Seit Einführung dieser Begriffe auf den UNO-Konferenzen werden in der Global Governance diese neuen Paradigmen als weltweit gültige Normen behandelt, Normen einer neuen Ethik; Norm dessen, was Menschen denken und wie sie handeln müssen; Norm dessen, was politisch korrekt ist.

Was wir das Phänomen einer neuen globalen Sprache, einer weltweiten, politisch korrekten Sprache nennen können, ist geschichtliche Tatsache. Seine „Konstruktion“ durch postmoderne, westliche Intellektuelle – die die westliche Welt von der Moderne (Neuzeit) in die Postmoderne geführt haben – reicht bis in die 1960er zurück und entwickelte sich in den drei Jahrzehnten vor dem Fall der Berliner Mauer weiter. Die westlichen oder verwestlichten „Experten“, die von einem postjüdisch-christlichen, säkularen oder gar säkularistischen Hintergrund kamen, hatten von Beginn an eine internationalistische und globalistische Sicht. Seit den 1960ern schmiedeten sie funktionsfähige Partnerschaften mit speziellen Gremien in internationalen Organisationen. 1990 waren sie dann selbst am Steuerruder der Global Governance. Das erklärt die Leichtigkeit, mit der sich ihre Paradigmen durchsetzten – zu einer Zeit, in der sich der neue globale Konsens gerade im Aufbau befand. Die Regierungen des Westens kamen noch aus der Zeit des Kalten Krieges, ihr Denken folgte noch der alten Mentalität. Ihnen fehlte eine Vision für die neue Ära, an deren Beginn sie nun standen.
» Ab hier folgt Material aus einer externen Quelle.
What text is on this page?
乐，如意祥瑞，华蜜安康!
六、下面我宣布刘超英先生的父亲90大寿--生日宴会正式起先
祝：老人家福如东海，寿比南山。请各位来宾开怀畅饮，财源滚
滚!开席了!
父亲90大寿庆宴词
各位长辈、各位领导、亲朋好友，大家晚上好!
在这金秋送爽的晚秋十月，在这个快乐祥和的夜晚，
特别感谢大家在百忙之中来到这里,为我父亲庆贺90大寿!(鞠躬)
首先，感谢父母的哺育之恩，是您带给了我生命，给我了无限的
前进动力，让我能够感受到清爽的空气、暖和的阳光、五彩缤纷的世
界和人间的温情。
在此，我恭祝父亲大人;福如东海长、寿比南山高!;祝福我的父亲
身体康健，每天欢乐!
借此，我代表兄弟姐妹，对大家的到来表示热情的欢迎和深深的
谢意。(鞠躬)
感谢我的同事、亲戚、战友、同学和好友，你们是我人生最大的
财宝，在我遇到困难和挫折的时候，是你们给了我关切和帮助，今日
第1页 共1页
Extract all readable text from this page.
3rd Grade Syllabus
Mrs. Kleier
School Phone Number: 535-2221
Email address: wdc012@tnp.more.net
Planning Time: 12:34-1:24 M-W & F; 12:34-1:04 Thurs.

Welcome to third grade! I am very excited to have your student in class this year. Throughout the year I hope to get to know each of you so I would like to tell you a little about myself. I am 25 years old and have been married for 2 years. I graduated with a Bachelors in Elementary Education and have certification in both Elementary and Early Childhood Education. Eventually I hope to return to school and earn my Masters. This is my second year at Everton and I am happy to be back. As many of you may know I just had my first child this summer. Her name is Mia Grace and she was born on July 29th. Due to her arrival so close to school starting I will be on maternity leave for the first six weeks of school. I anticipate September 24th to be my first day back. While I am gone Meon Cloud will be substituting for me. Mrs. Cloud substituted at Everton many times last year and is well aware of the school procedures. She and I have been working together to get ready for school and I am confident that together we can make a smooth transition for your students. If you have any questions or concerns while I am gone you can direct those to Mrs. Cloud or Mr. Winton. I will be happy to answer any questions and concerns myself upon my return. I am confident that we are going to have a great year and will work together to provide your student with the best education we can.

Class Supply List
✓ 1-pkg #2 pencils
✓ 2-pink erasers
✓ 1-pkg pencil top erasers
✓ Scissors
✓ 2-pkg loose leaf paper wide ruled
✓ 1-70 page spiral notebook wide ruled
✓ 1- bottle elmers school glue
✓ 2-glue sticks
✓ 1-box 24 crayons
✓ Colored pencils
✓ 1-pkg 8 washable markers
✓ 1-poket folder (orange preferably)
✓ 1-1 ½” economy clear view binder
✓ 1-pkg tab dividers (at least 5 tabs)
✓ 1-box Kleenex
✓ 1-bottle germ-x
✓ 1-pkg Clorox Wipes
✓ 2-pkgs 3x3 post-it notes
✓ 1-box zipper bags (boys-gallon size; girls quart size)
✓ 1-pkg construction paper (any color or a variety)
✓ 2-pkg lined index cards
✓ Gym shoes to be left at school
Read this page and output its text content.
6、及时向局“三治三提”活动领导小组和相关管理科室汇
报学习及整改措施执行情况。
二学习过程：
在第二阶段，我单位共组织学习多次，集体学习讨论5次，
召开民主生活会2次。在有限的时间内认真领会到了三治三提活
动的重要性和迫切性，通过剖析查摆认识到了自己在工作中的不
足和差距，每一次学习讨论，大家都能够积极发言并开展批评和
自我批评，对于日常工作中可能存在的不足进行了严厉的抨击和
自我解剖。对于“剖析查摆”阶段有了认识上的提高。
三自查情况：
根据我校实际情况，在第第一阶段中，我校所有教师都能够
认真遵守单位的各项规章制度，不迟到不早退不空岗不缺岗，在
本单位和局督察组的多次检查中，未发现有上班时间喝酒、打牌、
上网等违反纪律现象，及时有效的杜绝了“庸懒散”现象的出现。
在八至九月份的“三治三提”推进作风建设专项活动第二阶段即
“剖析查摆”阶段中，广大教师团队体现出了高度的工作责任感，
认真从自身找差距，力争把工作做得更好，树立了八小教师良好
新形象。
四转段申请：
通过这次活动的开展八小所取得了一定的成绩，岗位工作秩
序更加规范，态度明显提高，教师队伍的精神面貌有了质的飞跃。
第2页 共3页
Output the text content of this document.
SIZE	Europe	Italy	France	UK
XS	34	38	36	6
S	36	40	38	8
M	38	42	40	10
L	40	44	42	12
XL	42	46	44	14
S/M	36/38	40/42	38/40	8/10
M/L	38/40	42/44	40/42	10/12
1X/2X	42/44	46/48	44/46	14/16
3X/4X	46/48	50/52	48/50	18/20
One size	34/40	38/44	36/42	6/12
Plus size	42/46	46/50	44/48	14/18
Im Gegensatz dazu hatten die Ideologen sehr wohl eine Vision; sie ergriffen die Chance und besetzten das Führungsvakuum, das die Regierungen hinterlassen hatten.5 Sie wandelten die westliche Political Correctness in eine globale „Political Correctness“. Die globalen Werte wiederum festigten im Gegenzug die neue Ethik auch im Westen und machten sie verpflichtend. Die neuen globalen Normen haben in gewisser Weise die Idee der „Political Correctness“ ersetzt, die im Schwinden begriffen ist.

Ein horizontales Phänomen

Die horizontale Durchsetzung der neuen, politisch korrekten Sprache vollzog sich mit ungeheurer Geschwindigkeit in nur wenigen Jahren zwischen dem Ende der erwähnten UNO-Konferenzen 1996 und dem Jahr 2000. Seit dieser Zeit ist die politisch korrekte Sprache nicht mehr die Sprache einer Expertenminderheit. Sie ist die Sprache der Kinder und Teenager, der Schul- und Lehrbücher, der Lehrer und Professoren, in allen Stufen der Bildung, überall auf der Welt geworden. Die neue Sprache wird in den Krankenstationen der entlegensten Dörfer im Kongo gesprochen, in Peru und Indien; sie findet sich auf den Werbeplakaten in den Großstädten, in den Jahresberichten und Verhaltensregeln multinationaler Konzerne, in Medien, Filmen, Radiosendungen und in den Richtlinien der Nichtregierungsorganisationen (NROs). 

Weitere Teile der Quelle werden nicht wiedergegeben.